Electric Fields inside Conductors & Gauss' Law

[pandabear27]

I am just starting to learn AP Physics C E&M, and I have some questions.

1. If I have a metal conductor sphere (neutral or charged), why is it that the electric field inside is always equal to 0?

2. Also, a question about Gauss's Law.
$$E \cdot A = \frac{Q_{enc}}{\varepsilon_0}$$
Since $Q_{enc}$ only accounts for the charges INSIDE of the Gaussian surface, when we solve for E, then does that only account for the electric field that is created by the enclosed charges, or also charges that could be outside of the Gaussian surface?

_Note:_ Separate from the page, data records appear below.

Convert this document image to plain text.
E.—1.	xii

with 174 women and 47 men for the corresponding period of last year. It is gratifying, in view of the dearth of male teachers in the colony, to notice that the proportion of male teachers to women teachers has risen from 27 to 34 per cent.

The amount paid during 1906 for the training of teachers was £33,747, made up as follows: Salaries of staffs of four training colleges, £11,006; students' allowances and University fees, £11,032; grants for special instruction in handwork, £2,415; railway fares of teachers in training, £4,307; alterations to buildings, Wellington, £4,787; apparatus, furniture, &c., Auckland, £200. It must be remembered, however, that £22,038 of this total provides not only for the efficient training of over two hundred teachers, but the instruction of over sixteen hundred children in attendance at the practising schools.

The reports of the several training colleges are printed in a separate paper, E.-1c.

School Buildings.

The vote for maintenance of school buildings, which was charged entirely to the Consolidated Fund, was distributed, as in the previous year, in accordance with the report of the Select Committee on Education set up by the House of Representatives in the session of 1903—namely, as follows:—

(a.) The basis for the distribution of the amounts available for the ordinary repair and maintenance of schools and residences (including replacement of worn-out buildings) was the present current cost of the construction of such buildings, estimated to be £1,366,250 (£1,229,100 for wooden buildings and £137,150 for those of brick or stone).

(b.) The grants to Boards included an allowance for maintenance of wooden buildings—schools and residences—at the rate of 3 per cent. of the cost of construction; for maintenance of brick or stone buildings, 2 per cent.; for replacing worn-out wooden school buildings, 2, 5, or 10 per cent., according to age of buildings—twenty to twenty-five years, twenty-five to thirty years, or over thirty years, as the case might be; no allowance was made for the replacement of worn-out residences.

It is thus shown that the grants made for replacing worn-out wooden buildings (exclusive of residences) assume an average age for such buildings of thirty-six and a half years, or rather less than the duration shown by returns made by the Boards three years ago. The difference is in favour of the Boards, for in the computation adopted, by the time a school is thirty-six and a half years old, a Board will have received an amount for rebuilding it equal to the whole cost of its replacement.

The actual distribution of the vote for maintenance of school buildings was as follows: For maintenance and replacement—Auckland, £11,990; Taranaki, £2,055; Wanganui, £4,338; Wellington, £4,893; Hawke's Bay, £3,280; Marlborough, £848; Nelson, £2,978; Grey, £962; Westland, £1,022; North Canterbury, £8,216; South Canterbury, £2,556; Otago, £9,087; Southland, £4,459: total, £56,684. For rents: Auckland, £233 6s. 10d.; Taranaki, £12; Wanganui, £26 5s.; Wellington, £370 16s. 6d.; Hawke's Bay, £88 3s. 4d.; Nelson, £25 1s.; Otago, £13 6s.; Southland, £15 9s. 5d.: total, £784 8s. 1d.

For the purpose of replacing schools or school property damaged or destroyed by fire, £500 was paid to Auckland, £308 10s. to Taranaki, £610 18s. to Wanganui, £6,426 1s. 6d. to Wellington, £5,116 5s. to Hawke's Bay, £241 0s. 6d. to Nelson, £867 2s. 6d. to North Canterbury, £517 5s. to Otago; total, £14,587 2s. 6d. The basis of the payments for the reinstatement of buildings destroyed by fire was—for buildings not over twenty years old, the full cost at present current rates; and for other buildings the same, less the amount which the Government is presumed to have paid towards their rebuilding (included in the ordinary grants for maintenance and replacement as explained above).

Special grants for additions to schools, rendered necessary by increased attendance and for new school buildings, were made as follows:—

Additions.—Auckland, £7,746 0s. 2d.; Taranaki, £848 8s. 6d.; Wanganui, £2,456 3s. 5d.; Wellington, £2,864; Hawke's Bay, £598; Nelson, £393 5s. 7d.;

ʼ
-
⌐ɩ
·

I would really appreciate any help. Thank you!!

 

[anuttarasammyak]

Hello.

2. all charges both inside and outside the surface contribute to $\mathbf{E}$.
$$\int_S \mathbf{E}\cdot d\mathbf{S}$$ is proportional to enclosed charges.

 

[pandabear27]

Got it, thank you!!

 

[Ibix]

1. If I have a metal conductor sphere (neutral or charged), why is it that the electric field inside is always equal to 0?

In a conductor, charges can move. What will happen to them if there is an E field inside the conductor?

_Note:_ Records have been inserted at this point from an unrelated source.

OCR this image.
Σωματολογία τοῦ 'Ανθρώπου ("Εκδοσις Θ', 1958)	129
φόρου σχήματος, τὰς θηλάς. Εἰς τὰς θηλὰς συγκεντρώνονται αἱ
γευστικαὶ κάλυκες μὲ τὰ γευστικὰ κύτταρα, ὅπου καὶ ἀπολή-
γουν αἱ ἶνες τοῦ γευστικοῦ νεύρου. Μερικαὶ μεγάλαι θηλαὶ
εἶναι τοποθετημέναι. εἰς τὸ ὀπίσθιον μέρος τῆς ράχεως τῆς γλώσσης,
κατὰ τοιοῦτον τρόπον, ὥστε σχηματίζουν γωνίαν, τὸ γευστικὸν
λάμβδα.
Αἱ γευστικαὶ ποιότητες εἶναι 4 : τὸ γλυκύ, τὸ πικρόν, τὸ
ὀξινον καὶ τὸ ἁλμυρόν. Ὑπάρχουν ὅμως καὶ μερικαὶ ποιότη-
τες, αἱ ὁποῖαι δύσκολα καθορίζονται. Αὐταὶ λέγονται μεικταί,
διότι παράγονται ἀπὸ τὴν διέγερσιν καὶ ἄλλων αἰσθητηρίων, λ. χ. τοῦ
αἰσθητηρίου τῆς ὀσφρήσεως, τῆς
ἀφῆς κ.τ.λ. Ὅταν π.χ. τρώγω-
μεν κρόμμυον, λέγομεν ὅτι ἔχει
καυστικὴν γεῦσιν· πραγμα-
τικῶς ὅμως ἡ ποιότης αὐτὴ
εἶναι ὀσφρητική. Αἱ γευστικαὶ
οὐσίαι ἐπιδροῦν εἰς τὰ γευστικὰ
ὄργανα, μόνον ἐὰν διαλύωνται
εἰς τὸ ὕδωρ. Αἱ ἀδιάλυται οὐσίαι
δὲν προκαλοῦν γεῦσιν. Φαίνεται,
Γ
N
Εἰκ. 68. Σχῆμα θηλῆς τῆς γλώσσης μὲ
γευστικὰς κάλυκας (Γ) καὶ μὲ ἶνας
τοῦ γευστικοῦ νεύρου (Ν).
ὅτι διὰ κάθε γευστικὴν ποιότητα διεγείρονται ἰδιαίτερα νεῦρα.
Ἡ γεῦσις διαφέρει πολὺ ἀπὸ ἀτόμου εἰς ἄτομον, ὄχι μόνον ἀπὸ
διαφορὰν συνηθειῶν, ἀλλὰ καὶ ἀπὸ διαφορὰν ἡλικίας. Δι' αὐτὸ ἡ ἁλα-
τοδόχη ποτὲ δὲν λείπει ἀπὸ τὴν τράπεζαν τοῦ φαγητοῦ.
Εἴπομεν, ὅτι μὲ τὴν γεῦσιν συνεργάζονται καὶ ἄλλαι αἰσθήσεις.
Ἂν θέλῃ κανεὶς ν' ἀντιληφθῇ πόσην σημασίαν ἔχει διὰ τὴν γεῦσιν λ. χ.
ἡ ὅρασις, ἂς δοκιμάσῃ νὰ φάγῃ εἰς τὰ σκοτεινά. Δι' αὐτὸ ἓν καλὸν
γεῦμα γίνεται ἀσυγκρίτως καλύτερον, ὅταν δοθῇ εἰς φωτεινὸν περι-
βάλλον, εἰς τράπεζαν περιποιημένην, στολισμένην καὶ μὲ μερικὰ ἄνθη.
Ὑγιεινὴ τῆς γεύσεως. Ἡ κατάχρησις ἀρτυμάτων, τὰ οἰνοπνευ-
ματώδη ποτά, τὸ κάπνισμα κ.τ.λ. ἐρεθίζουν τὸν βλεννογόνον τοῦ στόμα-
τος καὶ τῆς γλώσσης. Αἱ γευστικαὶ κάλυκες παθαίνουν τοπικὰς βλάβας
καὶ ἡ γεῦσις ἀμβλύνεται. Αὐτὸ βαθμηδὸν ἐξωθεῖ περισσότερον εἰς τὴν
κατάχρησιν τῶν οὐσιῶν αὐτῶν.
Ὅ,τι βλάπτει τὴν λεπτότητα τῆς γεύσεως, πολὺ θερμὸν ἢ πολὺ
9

2. Also, a question about Gauss's Law.
$$E \cdot A = \frac{Q_{enc}}{\varepsilon_0}$$

Gauss' Law doesn't say that - it says $$\oint \vec E\cdot d\vec A=\frac{Q_{\mathrm{enc}}}{\varepsilon_0}$$The integral is important because Gauss is making a statement about the flux through a closed surface, not just some random non-closed surface.

Notice that a field line from a charge inside the surface will cross the surface once, and every field line from the charge will have the same sign for $\vec E\cdot d\vec A$ where it crosses. Thus the charge's contribution to the integral must be non-zero.

However, a field line originating outside the surface will cross twice, once inward and once outward, meaning it will make two opposite-signed contributions to the integral. They don't necessarily cancel exactly, but once you do the integral all these contributions do net to zero. So it's only charges inside the surface that matter for calculating the total flux.

 

[pandabear27]

1. I think if there's an E field inside the conductor, then the electrons would feel a force and start moving. Since electrons repel each other, they will go as far as possible, which is along the surface. How can this prove the $E_{field} = 0$?

2. I see, that makes a lot of sense. Thank you so much!!!

 

[Dale]

1. I think if there's an E field inside the conductor, then the electrons would feel a force and start moving. Since electrons repel each other, they will go as far as possible, which is along the surface. How can this prove the Efield=0?

It is not generally true that the E field in a conductor is 0. It is only true in the electrostatic limit where the current density is zero.

 

[Ibix]

1. I think if there's an E field inside the conductor, then the electrons would feel a force and start moving. Since electrons repel each other, they will go as far as possible, which is along the surface. How can this prove the $E_{field} = 0$?

If they move when there's an E field, when will they stop moving? Might the changed arrangement of the electrons be able to provide that circumstance when added to your external field?

(Note that there might not be such a circumstance, as @Dale commented, but there will be for something like a conducting sphere near a charge.)

 

[Meir Achuz]

We derive Gauss's law from Coulomb's law for a single point charge.
We start with the surface integral,
$$
\oint {\bf dA}\cdot{\bf E}=q \oint{\bf d A}\cdot\frac{{\bf r}}{r^3},
$$
of the normal component of ${\bf E}$ over a closed surface surrounding the point charge.

The vector differential of area, ${\bf dA}$, is an infinitesimal surface element of magnitude dA. Since it is infinitesimal, it approaches a plane surface, tangent to the closed surface. By convention, its vector direction is along the outward normal to the closed surface. The integrand,$\frac{{\bf \hat r}\cdot{\bf dA}}{r^2}$, of the surface integral, can be recognized as the definition of the solid angle, $d\Omega$, subtended by the differential surface.
Then the surface integral can be written as
$$\oint{\bf dA}\cdot{\bf E}=q\oint d\Omega=4\pi\, q,$$
with the factor $4\pi$ arising as the magnitude of the total solid angle of any closed surface.

If the point charge $q$ were located outside the closed surface, then the surface integral would be zero.
If a plane surface is made to cut the closed integration surface into two parts, then the integrated solid angle over each part of the surface will equal in magnitude the solid angle subtended by the part of the plane surface inside the closed surface. But the two solid angles will be of opposite sign and just cancel. Thus the integral over the closed surface will be $4\pi q$ for a point charge inside the surface, and zero for a point charge outside the surface.

For a collection of point charges, only those inside the surface will contribute to the integral, and we have Gauss's law,
$$\oint {\bf dA}\cdot{\bf E}=4\pi\, Q_{\rm enclosed},$$
where $Q_{\rm enclosed}$ is the net charge within the surface.